FAA’S TURBULENCE–On the day contract negotiations began between the Federal Aviation Administration (FAA) and the National Association of Air Traffic Controllers, the FAA staged more than 20 press conferences in a “coordinated media assault aimed at justifying an ill-advised plan that would lead to fewer controllers guiding more planes,” said NATCA President John Carr. With 1,000 fewer controllers than seven years ago, today’s 14,500 controllers are moving more planes than ever–yet the FAA hired just 13 new controllers in 2004. In addition, the FAA’s recent public comments have painted controllers’ as overpaid. But the FAA official presenting the agency’s case at a Pittsburgh press conference is paid $162,100 a year, according to the “Pittsburgh Tribune Review,” for administrative work–not highly stressful tower work safely guiding passenger-laden planes through the nation’s skies.

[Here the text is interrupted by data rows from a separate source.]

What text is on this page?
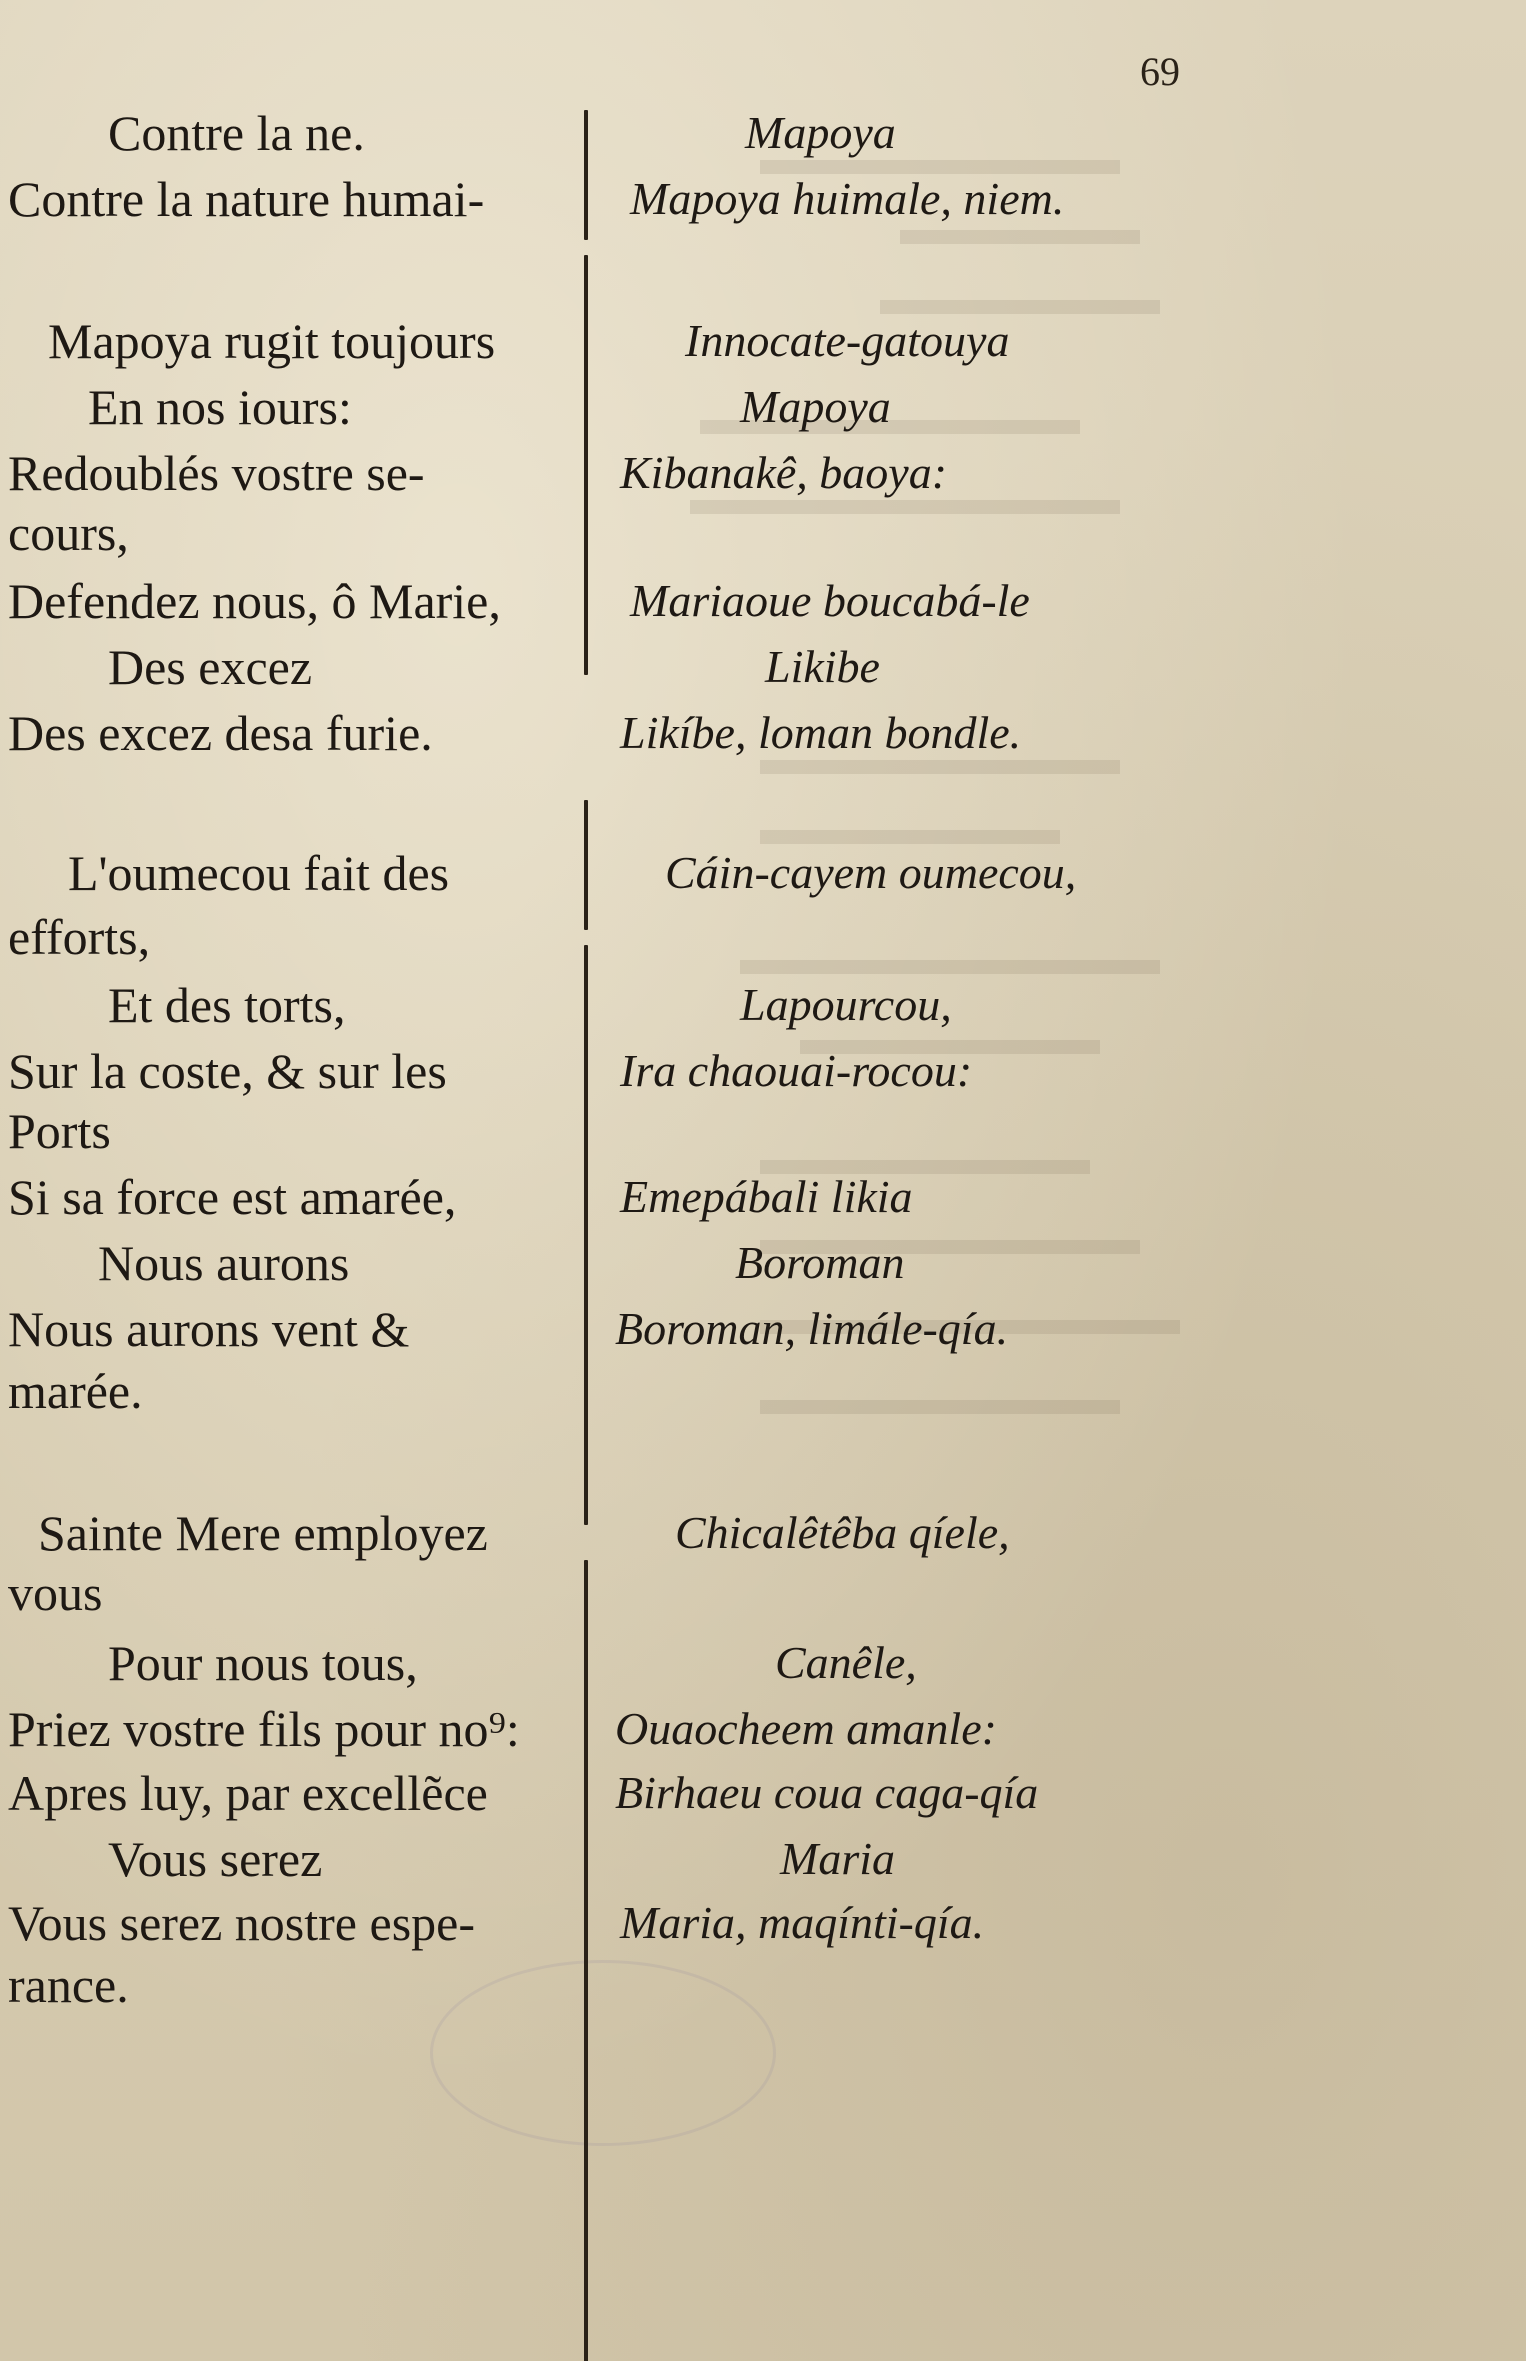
69
Contre la ne.
Contre la nature humai-
Mapoya rugit toujours
En nos iours:
Redoublés vostre se-
cours,
Defendez nous, ô Marie,
Des excez
Des excez desa furie.
L'oumecou fait des
efforts,
Et des torts,
Sur la coste, & sur les
Ports
Si sa force est amarée,
Nous aurons
Nous aurons vent &
marée.
Sainte Mere employez
vous
Pour nous tous,
Priez vostre fils pour no⁹:
Apres luy, par excellẽce
Vous serez
Vous serez nostre espe-
rance.
Mapoya
Mapoya huimale, niem.
Innocate-gatouya
Mapoya
Kibanakê, baoya:
Mariaoue boucabá-le
Likibe
Likíbe, loman bondle.
Cáin-cayem oumecou,
Lapourcou,
Ira chaouai-rocou:
Emepábali likia
Boroman
Boroman, limále-qía.
Chicalêtêba qíele,
Canêle,
Ouaocheem amanle:
Birhaeu coua caga-qía
Maria
Maria, maqínti-qía.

TARNISHED GOLDEN YEARS–People near retirement are facing growing uncertainty as employers switch from traditional defined-benefit pensions to options such as 401(k) plans subject to the vagaries of the stock market and inflation, a new EPI report shows. In addition, the report, “Shifting Risk,” shows employers also have been cutting their contributions to employees’ retirement savings. While employers continue to eliminate traditional pensions, President George W. Bush is pushing hard to privatize Social Security. The report is the third and final of a series of recent reports examining Bush’s Social Security privatization plan and other retirement security issues. All three are available at http://www.epi.org .
AIR PHONE FIGHT STILL RINGING–The Federal Communication Commission’s (FCC’s) proposal to lift the ban on cell phone use aboard commercial airliners “could have catastrophic effects on aviation and safety and security,” Flight Attendants-CWA President Pat Friend told a House of Representatives committee July 15. Friend said the FCC is continuing to push for the rule despite public, industry and some government opposition. The vast majority of the 7,800 written comments submitted to the FCC oppose onboard cell phone use, and a recent poll showed 63 percent of Americans are against lifting the ban. The Justice Department has raised concerns about terrorists using in-flight cell phones to stage and coordinate attacks, and one of the nation’s largest cell phone service providers, Cingular, has weighed in on the side of cell phone silence.
CHINA CURRENCY PLAN A ‘SMOKE SCREEN’–China’s announcement that it will revalue its currency, the yuan, by 2 percent is little more than a smoke screen, AFL-CIO Secretary-Treasurer Richard Trumka said. “A 2 percent revaluation doesn’t mean much when the yuan is undervalued by 40 percent or more,” Trumka said, adding the devaluation will not affect the mushrooming trade deficit with China or the 410,000 manufacturing jobs lost over the past two years to China trade. Last September, the Bush administration rejected a petition by a coalition of 20 industrial, agricultural and service organizations that called for trade sanctions against China unless that country devalued its currency. China keeps the exchange rate of its currency artificially low, the petition said, giving that country an unfair trade advantage over the United States.